Dans les années soixante, certains ont cru à l’existence de la courbe de Phillips, c’est-à-dire d’une relation décroissante (et concave) entre l’inflation et le chômage, donc finalement à la possibilité d’arbitrer entre les deux déséquilibres macroéconomiques : il « suffisait » pour les banques centrales de générer un certain taux d’inflation pour atteindre le niveau désiré de chômage, mais plus l’économie se rapprochait du plein emploi, plus la hausse du niveau général des prix s’accélérait. Or, très rapidement, la relation se distend sur le plan empirique et les économies avancées basculent même dans la stagflation, c’est-à-dire dans un régime où coexistent simultanément inflation à deux chiffres et chômage de masse. Les économistes en avaient alors conclu que la courbe de Phillips était soit instable, soit « verticale » à long terme : le niveau de chômage ne dépendrait finalement pas du taux d’inflation, mais de facteurs structurels. Autrement dit, qu’importe le niveau d’inflation, le chômage tendrait à revenir au même taux [1].
Plusieurs banques centrales ont alors adopté le ciblage d’inflation à partir des années quatre-vingt-dix : chacune d’entre elle annonce un niveau d’inflation (en général 2 %) et ajuste alors son taux directeur de manière à ce que le taux d’inflation atteigne le niveau ciblé. Dans la logique des nouveaux keynésiens, l’efficacité du ciblage d’inflation repose fortement sur la crédibilité des autorités monétaires : une fois que la banque centrale a annoncé sa cible, elle ne parvient à ancrer les anticipations des agents que si elle poursuit effectivement sa cible, sans tenter de surprendre les agents en générant par exemple davantage d’inflation dans l'espoir de ramener l’économie vers le plein emploi. Dans le cas contraire, les autorités monétaires risquent de perdre toute crédibilité et l’inflation est alors susceptible de déraper, si bien que si elles étaient tout de même parvenues à réduire le taux de chômage, celui-ci revient finalement à son niveau initial. Or, il est difficile pour une banque centrale de retrouver sa crédibilité une fois qu’elle l’a perdue.

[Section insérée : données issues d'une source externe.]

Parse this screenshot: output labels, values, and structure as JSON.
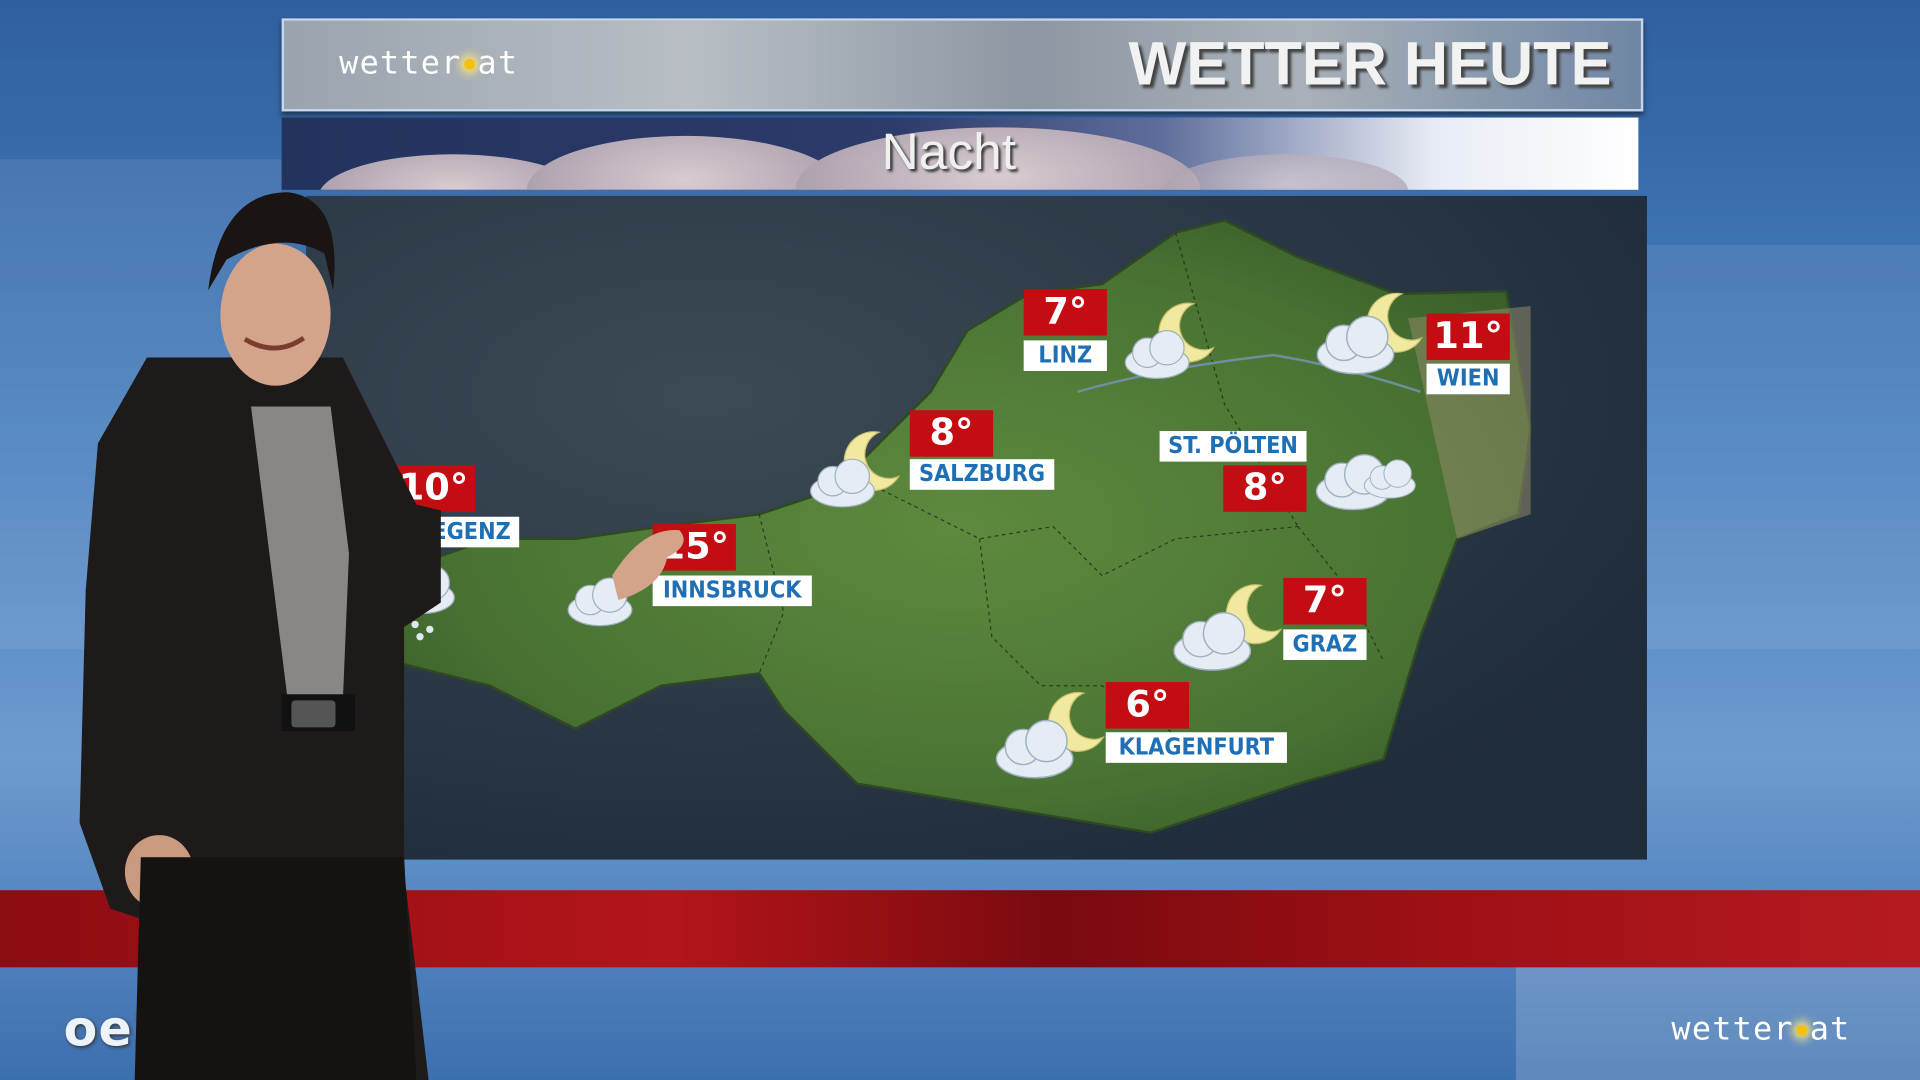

Pour plusieurs auteurs, l’action des banques centrales ces dernières décennies et en particulier l’adoption crédible du ciblage d’inflation ont contribué à la forte désinflation parmi les pays avancés [2]. Le meilleur ancrage des anticipations d’inflation pourrait expliquer pourquoi la volatilité de l’inflation s’est fortement réduite. Une récente étude du FMI note que les anticipations d’inflation à long terme se sont plus fermement ancrées au cours du temps et que la courbe de Phillips s’est aplatie.

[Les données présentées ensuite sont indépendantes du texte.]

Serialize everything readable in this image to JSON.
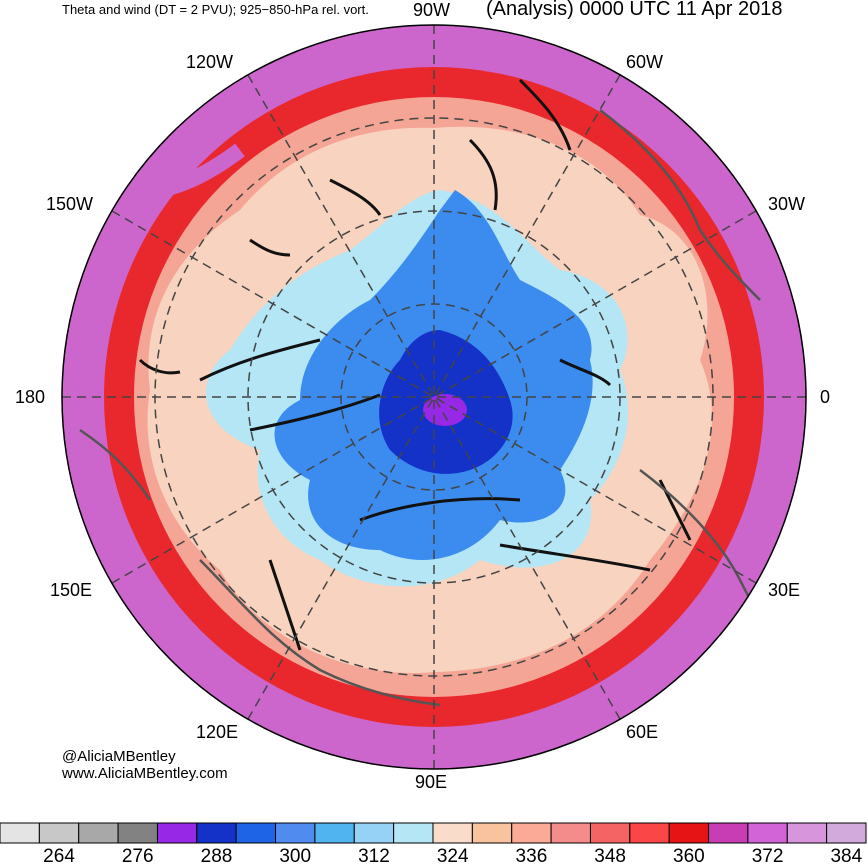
{
  "header": {
    "left": "Theta and wind (DT = 2 PVU); 925−850-hPa rel. vort.",
    "right": "(Analysis) 0000 UTC 11 Apr 2018"
  },
  "longitude_labels": {
    "lon_90w": "90W",
    "lon_120w": "120W",
    "lon_60w": "60W",
    "lon_150w": "150W",
    "lon_30w": "30W",
    "lon_180": "180",
    "lon_0": "0",
    "lon_150e": "150E",
    "lon_30e": "30E",
    "lon_120e": "120E",
    "lon_60e": "60E",
    "lon_90e": "90E"
  },
  "credits": {
    "handle": "@AliciaMBentley",
    "website": "www.AliciaMBentley.com"
  },
  "colorbar": {
    "tick_labels": [
      "264",
      "276",
      "288",
      "300",
      "312",
      "324",
      "336",
      "348",
      "360",
      "372",
      "384"
    ],
    "colors": [
      "#e4e4e4",
      "#c8c8c8",
      "#a8a8a8",
      "#828282",
      "#9628e6",
      "#1432c8",
      "#1e64e6",
      "#508cf0",
      "#50b4f0",
      "#96d2f5",
      "#b4e6f5",
      "#fadccb",
      "#fac3a0",
      "#faaa96",
      "#f58c8c",
      "#f56464",
      "#fa4646",
      "#e61414",
      "#c83cb4",
      "#d264d7",
      "#d796dc",
      "#d2aadc"
    ]
  },
  "map_colors": {
    "outer": "#cc66cc",
    "red": "#e8282c",
    "salmon": "#f5a596",
    "peach": "#f8d4c0",
    "lightblue": "#b4e6f5",
    "blue": "#3c8cf0",
    "darkblue": "#1432c8",
    "purple": "#9628e6"
  }
}
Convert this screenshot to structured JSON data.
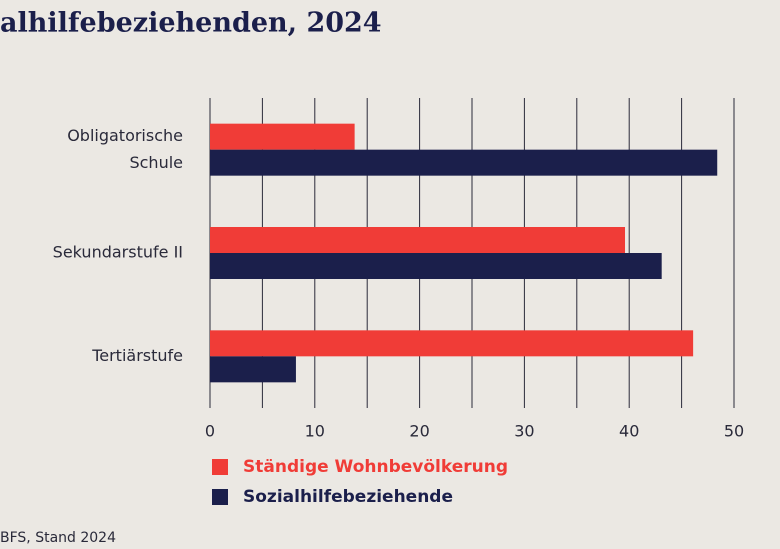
{
  "chart_data": {
    "type": "hbar",
    "title": "alhilfebeziehenden, 2024",
    "source": "BFS, Stand 2024",
    "categories": [
      "Obligatorische Schule",
      "Sekundarstufe II",
      "Tertiärstufe"
    ],
    "series": [
      {
        "name": "Ständige Wohnbevölkerung",
        "color": "#f03c37",
        "values": [
          13.8,
          39.6,
          46.1
        ]
      },
      {
        "name": "Sozialhilfebeziehende",
        "color": "#1b1f4b",
        "values": [
          48.4,
          43.1,
          8.2
        ]
      }
    ],
    "xlim": [
      0,
      50
    ],
    "xticks": [
      0,
      10,
      20,
      30,
      40,
      50
    ],
    "xminor_ticks": [
      5,
      15,
      25,
      35,
      45
    ],
    "grid": true
  }
}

Pour Lars Svensson (2013), si les anticipations d’inflation sont fermement ancrées à une cible d’inflation fixe, alors la courbe de Phillips à long terme n’est plus verticale. Autrement dit, l’arbitrage entre inflation et chômage réapparaît. Patrick Artus (2013) a précisé les mécanismes à l’œuvre. Il rappelle tout d’abord que les salaires et taux d’intérêt nominaux sont fixés en fonction de l’inflation anticipée. Par conséquent, si l’inflation est inférieure à l’inflation anticipée, alors les salaires et taux d’intérêt réels augmentent, ce qui réduit la production et accroît le chômage. Tant que l’inflation anticipée diffère de l’inflation courante, alors le chômage varie. Ironiquement, la courbe de Phillips apparaît lorsque la banque centrale ne réagit de façon crédible qu’à l’inflation et disparaît lorsque les autorités monétaires cherchent à profiter de cette relation pour arbitrer entre inflation et chômage.
Lars Svensson s’est penché sur le cas de l’économie suédoise pour observer comment un désajustement entre le niveau courant de l’inflation et son niveau anticipé se répercute sur le chômage. En 1993, la Banque royale de Suède (la Sveriges Riksbank) annonce son intention de cibler un taux d’inflation de 2 %. Elle met concrètement en œuvre cette stratégie à partir de 1995. Ce changement de régime se révèle crédible puisque, entre 1997 et 2011, l’inflation anticipée s’est élevée en moyenne à 2 %, soit précisément le niveau ciblé, si bien que la courbe de Phillips à long terme est devenue décroissante en Suède. Toutefois, l’inflation des prix à la consommation s’est maintenue en moyenne à 1,4 %, soit 0,6 points de pourcentage sous le niveau ciblé. Le coût en termes de chômage qui est associé à cette situation s’avère élevé. En effet, le taux de chômage a été en moyenne supérieur de 0,8 point de pourcentage au niveau qu’il aurait atteint si l’inflation courante correspondait à la cible.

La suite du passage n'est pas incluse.